Introduction

Late preterm birth includes those deliveries that occur between 34 and 36 weeks 6 days. This subgroup constitute 75% of total preterm births (24–36 weeks, 6 days) [1] and 8% of deliveries [2]. The old school of thought was that late preterm infants were similar in physiological and metabolical maturity to the term infants. There is a general consensus now that they have a higher risk of morbidity and mortality as compared to those born at term [2,3,4,5]. These infants have a higher incidence of neonatal intensive care unit (NICU) admissions, RDS, TTN, pneumonia and low Apgar scores [6,7,8]. There is a higher incidence of periventricular leukomalacia (PVL), cerebral palsy and a poorer school performance in late preterm births [9].

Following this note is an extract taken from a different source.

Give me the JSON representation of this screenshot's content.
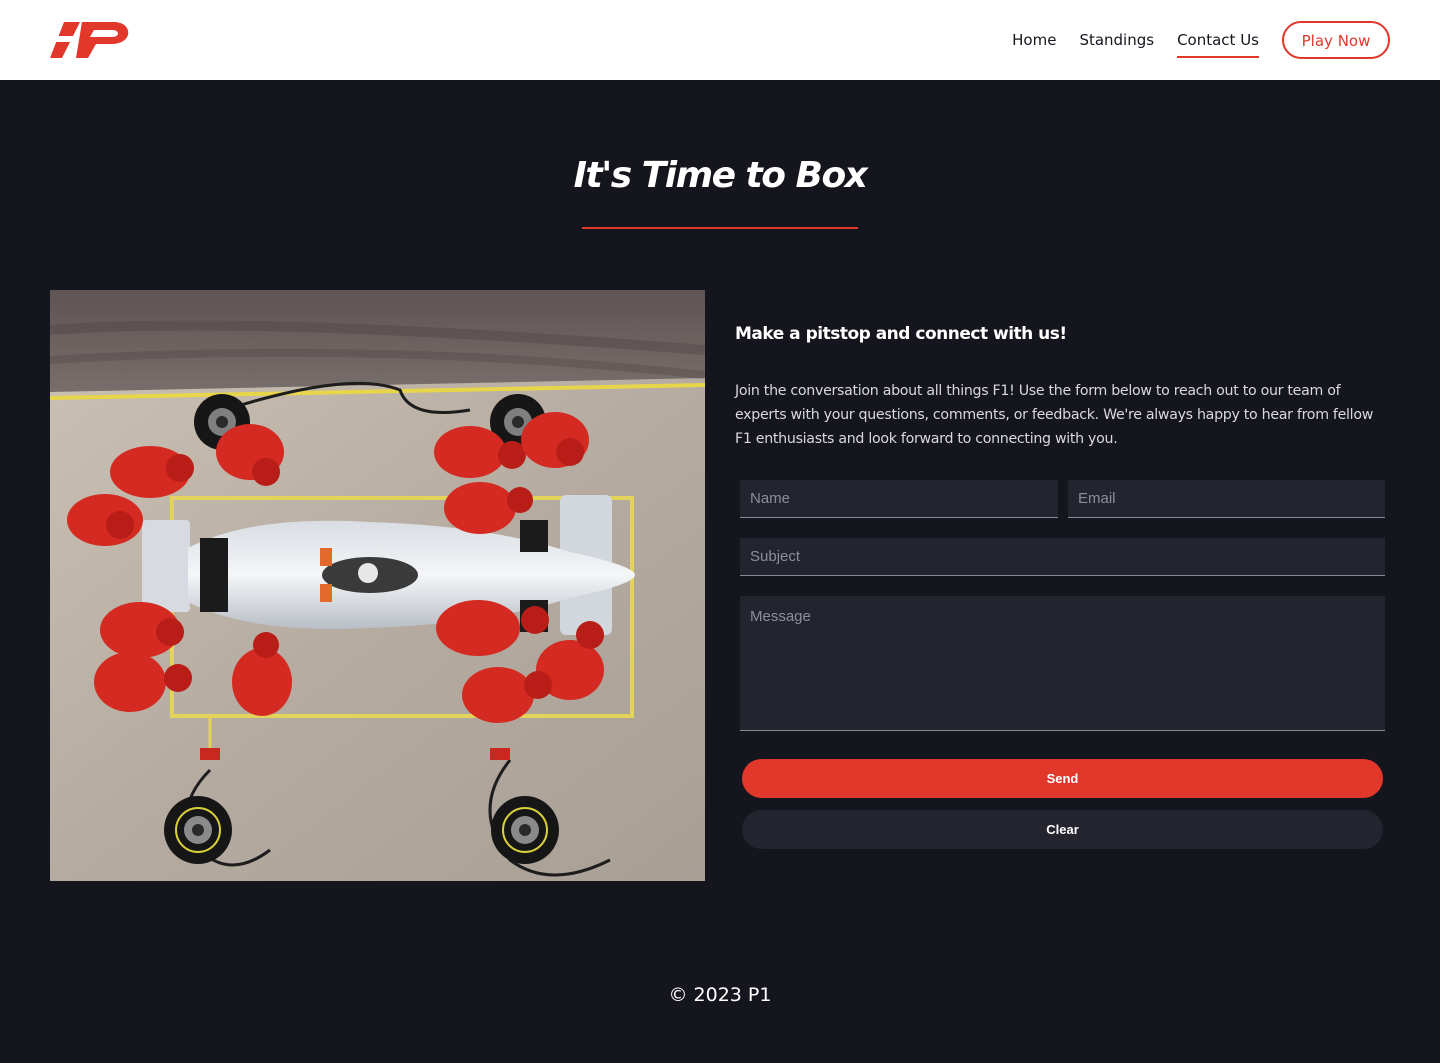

Antenatal corticosteroids are strongly recommended in preterm deliveries prior to 34 weeks as their beneficial effects have been well established [10, 11]. Few studies done in the recent past have found the beneficial effects of steroids in the late preterm infants, especially in reducing respiratory morbidity [12].

Late prematurity is often associated with respiratory morbidity which requires additional oxygen and ventilatory support [12,13,14]. Transient tachypnoea of the newborn, respiratory distress syndrome, pneumonia and pulmonary hypertension are the most common respiratory disorders.

Corticosteroids easily cross the placenta [15]. They cause alveolar epithelial cell flattening, thinning of the septae, enhance the differentiation of pneumocytes, thus accelerating the foetal lung maturation. They also stimulate the type 2 pneumocytes and increase phospholipid synthesis, thus augmenting surfactant release [16]. They activate nitric oxide synthase in the endothelium [17], which increases the blood flow in the pulmonary blood vessels and thus improves the adaptation of the foetal lungs after birth. The epithelial sodium channels increase [18], and the fluid clears from the lumen of the alveoli to the interstitium; thus, ventilation-perfusion mismatch is prevented [19].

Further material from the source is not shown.